Pechino vuole reprimere il dissenso
Il messaggio di Pechino è chiaro: il modello da seguire è quello dei cinesi della terraferma. “Rispetta le regole e non ti succederà nulla, protesta contro il governo e ci saranno conseguenze”.
“Agli occhi della dittatura monopartitica del Partito comunista cinese, la difesa della democrazia è vista come una sovversione“, ha dichiarato Lee Cheuk-yan, che domenica scorsa ha guidato una piccola protesta davanti all’ufficio di collegamento cinese, che rappresenta il governo centrale ad Hong Kong. “Naturalmente questa è una minaccia per il popolo di Hong Kong e per la libertà di cui abbiamo goduto“.
L’attentato alle libertà di Hong Kong è reso ancora più grave dalla complicità del governo cittadino guidato da Carrie Lam, la quale, incapace di emanare una legge sulla sicurezza a livello locale, ha accolto con favore la volontà del governo centrale di imporla dall’alto, senza passare per il Consiglio Legislativo di Hong Kong.
Il governo di Hong Kong aveva già tentato nel 2003 di promulgare una legge sulla sicurezza, ma le proteste di massa lo convinsero a mettere in un cassetto la bozza. Da allora il governo della città ha evitato di reintrodurre il progetto di legge.
La legge sulla sicurezza è soltanto l’ultimo dei numerosi eventi che hanno reso evidente la volontà del governo centrale di non rispettare l’accordo siglato con il Regno Unito nel 1984, ed entrato in vigore nel 1997.

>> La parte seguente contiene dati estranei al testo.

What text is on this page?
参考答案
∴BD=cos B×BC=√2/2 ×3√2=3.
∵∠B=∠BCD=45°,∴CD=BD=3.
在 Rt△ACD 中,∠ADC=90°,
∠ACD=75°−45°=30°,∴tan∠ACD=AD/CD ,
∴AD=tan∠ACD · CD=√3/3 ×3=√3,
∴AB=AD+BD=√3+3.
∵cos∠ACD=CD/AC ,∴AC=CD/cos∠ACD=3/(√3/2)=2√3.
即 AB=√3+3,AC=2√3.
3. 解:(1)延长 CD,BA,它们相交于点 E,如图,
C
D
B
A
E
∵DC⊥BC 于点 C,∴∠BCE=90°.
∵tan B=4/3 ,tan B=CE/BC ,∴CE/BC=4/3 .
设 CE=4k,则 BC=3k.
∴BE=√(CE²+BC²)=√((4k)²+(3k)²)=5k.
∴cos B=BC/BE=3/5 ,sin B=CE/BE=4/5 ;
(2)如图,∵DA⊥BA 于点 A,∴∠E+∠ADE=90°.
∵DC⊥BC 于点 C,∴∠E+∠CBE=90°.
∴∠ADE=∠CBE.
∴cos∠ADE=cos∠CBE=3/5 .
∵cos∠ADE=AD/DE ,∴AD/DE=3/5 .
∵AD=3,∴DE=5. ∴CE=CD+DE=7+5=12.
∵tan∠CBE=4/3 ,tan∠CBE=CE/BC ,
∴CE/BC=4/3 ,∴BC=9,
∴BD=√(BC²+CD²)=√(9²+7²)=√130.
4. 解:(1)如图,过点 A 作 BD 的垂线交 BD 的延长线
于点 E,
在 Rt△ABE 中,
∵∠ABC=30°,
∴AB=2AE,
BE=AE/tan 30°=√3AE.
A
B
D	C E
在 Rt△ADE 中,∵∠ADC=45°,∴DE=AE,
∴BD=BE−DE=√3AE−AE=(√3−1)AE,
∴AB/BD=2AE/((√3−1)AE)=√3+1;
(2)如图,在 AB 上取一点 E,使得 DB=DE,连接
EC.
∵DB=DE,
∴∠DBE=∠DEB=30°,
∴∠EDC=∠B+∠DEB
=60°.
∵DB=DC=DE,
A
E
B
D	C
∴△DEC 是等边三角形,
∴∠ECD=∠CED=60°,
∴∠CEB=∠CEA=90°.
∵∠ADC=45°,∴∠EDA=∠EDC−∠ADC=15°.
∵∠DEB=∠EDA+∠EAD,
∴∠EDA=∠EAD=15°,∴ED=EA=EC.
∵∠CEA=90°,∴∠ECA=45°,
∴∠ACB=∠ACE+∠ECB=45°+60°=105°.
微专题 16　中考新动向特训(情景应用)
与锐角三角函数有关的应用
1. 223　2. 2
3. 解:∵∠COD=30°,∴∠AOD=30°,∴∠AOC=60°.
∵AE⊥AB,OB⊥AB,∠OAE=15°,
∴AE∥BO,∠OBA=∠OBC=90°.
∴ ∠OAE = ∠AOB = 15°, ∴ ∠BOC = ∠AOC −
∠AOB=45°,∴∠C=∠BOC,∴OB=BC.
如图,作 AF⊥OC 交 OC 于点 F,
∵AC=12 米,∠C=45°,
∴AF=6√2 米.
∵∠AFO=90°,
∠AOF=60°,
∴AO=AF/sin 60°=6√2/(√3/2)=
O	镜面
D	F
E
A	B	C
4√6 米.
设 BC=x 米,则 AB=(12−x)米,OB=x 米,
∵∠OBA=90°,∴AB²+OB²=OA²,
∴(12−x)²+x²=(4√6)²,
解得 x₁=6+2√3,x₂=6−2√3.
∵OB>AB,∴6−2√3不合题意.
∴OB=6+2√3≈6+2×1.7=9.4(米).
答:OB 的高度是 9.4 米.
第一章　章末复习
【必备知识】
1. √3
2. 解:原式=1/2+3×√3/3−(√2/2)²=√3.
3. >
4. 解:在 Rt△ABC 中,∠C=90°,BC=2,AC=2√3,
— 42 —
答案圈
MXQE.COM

Pechino ha da sempre violato l’autonomia cittadina; ne sono un esempio i rapimenti dei 5 librai della Causeway Bay Books, avvenuti nel 2015, riapparsi poi nella Cina continentale. I librai erano “colpevoli” di aver pubblicato libri che rivelavano dettagli imbarazzanti di alti funzionari del Partito Comunista e dello stesso presidente Xi Jinping.

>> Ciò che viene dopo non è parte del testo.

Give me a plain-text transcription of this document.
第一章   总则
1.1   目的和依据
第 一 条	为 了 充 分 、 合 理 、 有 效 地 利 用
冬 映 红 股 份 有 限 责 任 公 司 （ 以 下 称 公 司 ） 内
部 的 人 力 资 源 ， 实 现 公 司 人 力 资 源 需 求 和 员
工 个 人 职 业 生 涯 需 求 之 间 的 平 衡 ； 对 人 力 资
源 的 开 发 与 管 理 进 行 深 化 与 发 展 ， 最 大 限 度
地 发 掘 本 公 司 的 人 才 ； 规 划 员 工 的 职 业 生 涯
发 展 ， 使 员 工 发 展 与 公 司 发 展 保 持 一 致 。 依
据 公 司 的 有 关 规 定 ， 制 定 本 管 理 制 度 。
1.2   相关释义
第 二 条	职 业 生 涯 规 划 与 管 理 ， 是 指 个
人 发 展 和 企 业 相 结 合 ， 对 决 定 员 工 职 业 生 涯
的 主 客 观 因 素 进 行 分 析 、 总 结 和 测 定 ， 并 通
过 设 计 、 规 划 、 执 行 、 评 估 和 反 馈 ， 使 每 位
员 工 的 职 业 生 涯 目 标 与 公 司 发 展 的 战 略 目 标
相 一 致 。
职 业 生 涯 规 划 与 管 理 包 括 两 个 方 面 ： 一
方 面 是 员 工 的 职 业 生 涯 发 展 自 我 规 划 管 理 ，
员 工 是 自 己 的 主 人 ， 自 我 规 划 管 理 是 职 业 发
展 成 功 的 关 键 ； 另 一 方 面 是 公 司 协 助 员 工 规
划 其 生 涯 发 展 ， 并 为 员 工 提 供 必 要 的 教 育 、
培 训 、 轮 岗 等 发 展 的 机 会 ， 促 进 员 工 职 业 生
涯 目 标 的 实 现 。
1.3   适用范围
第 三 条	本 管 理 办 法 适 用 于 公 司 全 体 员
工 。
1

L’ultimo atto è stato il maxi arresto di 14 influenti personalità pro-democrazia della città, tra i quali spiccano i nomi di Martin Lee – avvocato che partecipò alla commissione per la stesura della Basic Law – conosciuto in città come il “padre della democrazia” e il magnate dei media Jimmy Lai, proprietario di Appledaily, il principale giornale anti Partito Comunista.
Con questa legge, così come con quella sulle estradizioni che aveva innescato le proteste dell’ultimo anno, il governo centrale fa un salto di qualità. Il partito vuole mostrare pubblicamente di essere intenzionato a trasformare Hong Kong in una qualsiasi città cinese.
Nelle ambizioni di Xi Jinping, la Cina dovrà diventare il paese egemone entro il 2049, anno del centenario della fondazione della Repubblica Popolare Cinese, e per farlo è necessario intensificare il controllo sulla popolazione. La città di Hong Kong, sospesa tra la tradizione cinese e l’adesione ai principi democratici occidentali, rappresenta una scheggia impazzita, un “virus politico” che potrebbe espandersi anche sulla terraferma, quindi da soffocare.
In attesa di conoscere i dettagli della nuova legge, che è stata proposta questa settimana in occasione della riunione in seduta plenaria dell’Assemblea Nazionale del Popolo, è ragionevole pensare che la protesta di oggi sia solo l’atto primo di una nuova e lunga ondata di manifestazioni e di scontri.